Any move to alleviate some of these costs is seen as a personal attack by those to whom the state says, “you are taking more than your fair share of the available resources”. I am pretty certain that if I were to be in that position I would feel the same.
Meanwhile any move to suggest that it is reasonable to increase taxation to meet what could so easily become a bottomless pit (as has the NHS) is seen as an attack on people who would describe themselves as decent, hard-working and responsible members of society who put in far more than they take out.
Both view are, of course, wrong. Both views are, of course, extremely human – as are the people provided for by the state and the people fortunate enough to be able to not only support themselves but to be able to make a contribution to the well-being of others. But we humans are by no means perfect: some are selfish, some are greedy, some are lazy. You will find them on both sides of the coin. Also on both sides of the coin are people who are unselfish, generous and hard working.
So it is that some of those who have been told to find smaller accommodation have (if it is available) said, “Fair enough” and they got on and done it. Some feel the same but can find nowhere suitable without moving away from those who support them or make life worth living: friends and family. There needs to be provision for these since moving them could well increase the overall cost to the state despite a reduction in housing benefit. However, there are also those who seem to seize the opportunity to become victims.

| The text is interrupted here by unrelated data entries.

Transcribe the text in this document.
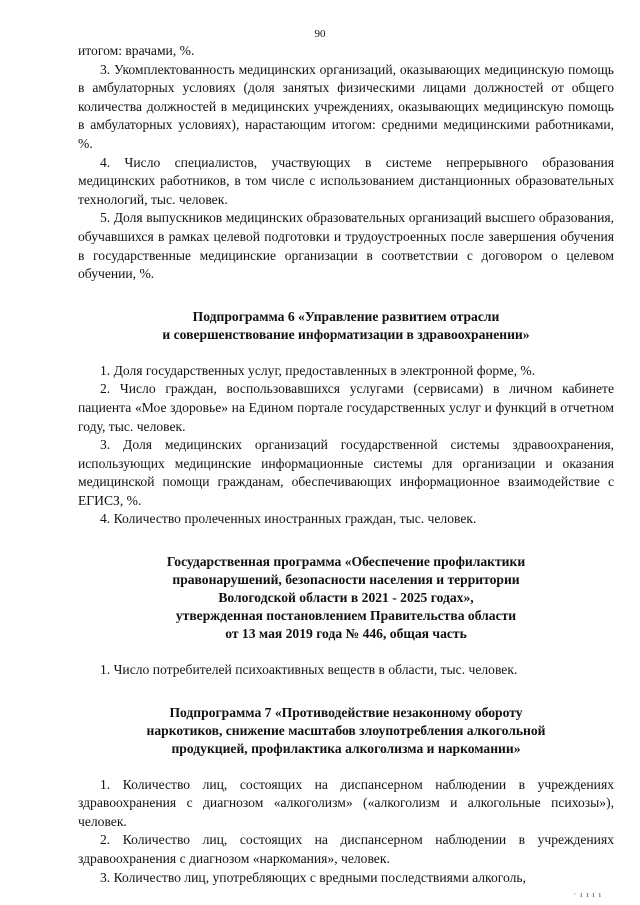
90

итогом: врачами, %.

3. Укомплектованность медицинских организаций, оказывающих медицинскую помощь в амбулаторных условиях (доля занятых физическими лицами должностей от общего количества должностей в медицинских учреждениях, оказывающих медицинскую помощь в амбулаторных условиях), нарастающим итогом: средними медицинскими работниками, %.

4. Число специалистов, участвующих в системе непрерывного образования медицинских работников, в том числе с использованием дистанционных образовательных технологий, тыс. человек.

5. Доля выпускников медицинских образовательных организаций высшего образования, обучавшихся в рамках целевой подготовки и трудоустроенных после завершения обучения в государственные медицинские организации в соответствии с договором о целевом обучении, %.

Подпрограмма 6 «Управление развитием отрасли
и совершенствование информатизации в здравоохранении»

1. Доля государственных услуг, предоставленных в электронной форме, %.

2. Число граждан, воспользовавшихся услугами (сервисами) в личном кабинете пациента «Мое здоровье» на Едином портале государственных услуг и функций в отчетном году, тыс. человек.

3. Доля медицинских организаций государственной системы здравоохранения, использующих медицинские информационные системы для организации и оказания медицинской помощи гражданам, обеспечивающих информационное взаимодействие с ЕГИСЗ, %.

4. Количество пролеченных иностранных граждан, тыс. человек.

Государственная программа «Обеспечение профилактики
правонарушений, безопасности населения и территории
Вологодской области в 2021 - 2025 годах»,
утвержденная постановлением Правительства области
от 13 мая 2019 года № 446, общая часть

1. Число потребителей психоактивных веществ в области, тыс. человек.

Подпрограмма 7 «Противодействие незаконному обороту
наркотиков, снижение масштабов злоупотребления алкогольной
продукцией, профилактика алкоголизма и наркомании»

1. Количество лиц, состоящих на диспансерном наблюдении в учреждениях здравоохранения с диагнозом «алкоголизм» («алкоголизм и алкогольные психозы»), человек.

2. Количество лиц, состоящих на диспансерном наблюдении в учреждениях здравоохранения с диагнозом «наркомания», человек.

3. Количество лиц, употребляющих с вредными последствиями алкоголь,

· ı ı ı ı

Likewise among those who pay taxes you will find those who say, “There but for the grace of God go I” and are happy to pay higher taxes but there are also those who feel very differently.
Do I have an answer to that big ask? Not really but I have the hint of a suggestion.
During my lifetime I have seen that the people who suffer most when the nation’s “cake” becomes smaller are the poorest and most dependent.
When the national coffers dry up, there is no possibility of increasing welfare benefits and existing benefits tend to be eroded by inflation. Furthermore, reduction in activity in the private field and the need to economise in the public field both add to unemployment – and the unemployed pay very little in tax and need a good deal in benefits. Thus the existing poor become poorer and they are joined by more of their fellow citizens.
When the country is really open for business and doing well, however, welfare benefits can be increased in line with (and possibly above) inflation and more and more people will find gainful employment or self-employment. The existing poor may not be better off but are no worse off and their number drop as more and more people find work.
Thus I want to see a regime that does all it can to increase the size of the national wealth to provide the resources required to support those in need. This can be achieved only be reducing the regulations that strangle the growth of businesses and that will mean that some employees would have to lose some of the protections they presently enjoy. It will also mean accepting that the wealth generates will become wealthier and that the gap between the poorest 5% and the richest 5% will widen.
I do not have a problem with either. This country has been built in large part by people putting themselves on the line and starting their own businesses which means no guarantee of income and no guarantee of the business remaining viable. Compare their situation with those in employment (and especially those in the public sector) and I find myself thinking that it is time these people shared some of the pain. As to the gap between the rich and the poor: I do not mind how rich the rich get but I do want to live in a country where none are suffering from poverty. If the price of lifting everyone above a certain level is a an increase in the wealth gulf, so be it.
However, I want to add another burden on whomever is running the country: yes, get the wealth generating machine running properly but always ensure that you have the compassion to use that wealth for good.
I do not expect my left-wing friends to agree with this.